The three defendants are accused of murdering a 16-year-old boy in the Koskela district of Helsinki last December.

Muistokynttilöitä Koskelan surmapaikalla.
Candles at the crime scene on Wednesday 24 March. Image: Kristiina Lehto / Yle
Yle News

Helsinki District Court has ordered that the three teenage defendants accused of murdering a 16-year-old boy undergo a psychiatric assessment.

The verdict in the case is pending until the assessments are carried out. The court will then decide if the defendants are innocent, guilty or deemed to be not criminally responsible at the time of the suspected murder.

The three suspects are accused of murdering the 16-year-old in the Koskela district of Helsinki last December. They also face other charges in relation to the case, including nine counts of assault and one robbery charge.

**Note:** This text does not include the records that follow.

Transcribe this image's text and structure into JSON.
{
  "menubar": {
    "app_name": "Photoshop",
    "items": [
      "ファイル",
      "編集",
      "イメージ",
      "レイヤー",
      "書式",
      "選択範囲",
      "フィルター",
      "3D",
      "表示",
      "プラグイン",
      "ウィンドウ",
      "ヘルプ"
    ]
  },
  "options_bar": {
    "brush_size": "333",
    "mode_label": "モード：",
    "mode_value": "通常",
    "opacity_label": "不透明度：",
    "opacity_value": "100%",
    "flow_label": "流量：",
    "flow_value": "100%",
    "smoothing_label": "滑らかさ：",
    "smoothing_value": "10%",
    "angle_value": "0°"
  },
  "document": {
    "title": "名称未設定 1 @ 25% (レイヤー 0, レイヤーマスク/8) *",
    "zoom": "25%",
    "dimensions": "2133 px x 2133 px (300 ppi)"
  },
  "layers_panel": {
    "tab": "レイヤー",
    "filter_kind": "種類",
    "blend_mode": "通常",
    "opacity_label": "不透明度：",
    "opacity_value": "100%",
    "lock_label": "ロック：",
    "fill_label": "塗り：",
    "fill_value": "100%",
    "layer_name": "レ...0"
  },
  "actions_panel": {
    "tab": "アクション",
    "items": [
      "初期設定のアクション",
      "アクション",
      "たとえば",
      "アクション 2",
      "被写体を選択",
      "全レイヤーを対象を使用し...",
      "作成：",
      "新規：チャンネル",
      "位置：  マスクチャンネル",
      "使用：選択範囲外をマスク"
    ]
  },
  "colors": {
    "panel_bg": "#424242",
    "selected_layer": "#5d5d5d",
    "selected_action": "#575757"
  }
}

The psychiatric assessments will take at least two months and will examine whether each of the accused understood the consequences of their actions.

If they are found to have acted with diminished responsibility, a subsequent prison sentence in the event of the defendants being found guilty could be reduced by up to a quarter.

The court ordered the three defendants to remain in custody, where they have been held in pre-trial detention since 10 December. The final results of the assessments are not expected to be ready for at least three to four months.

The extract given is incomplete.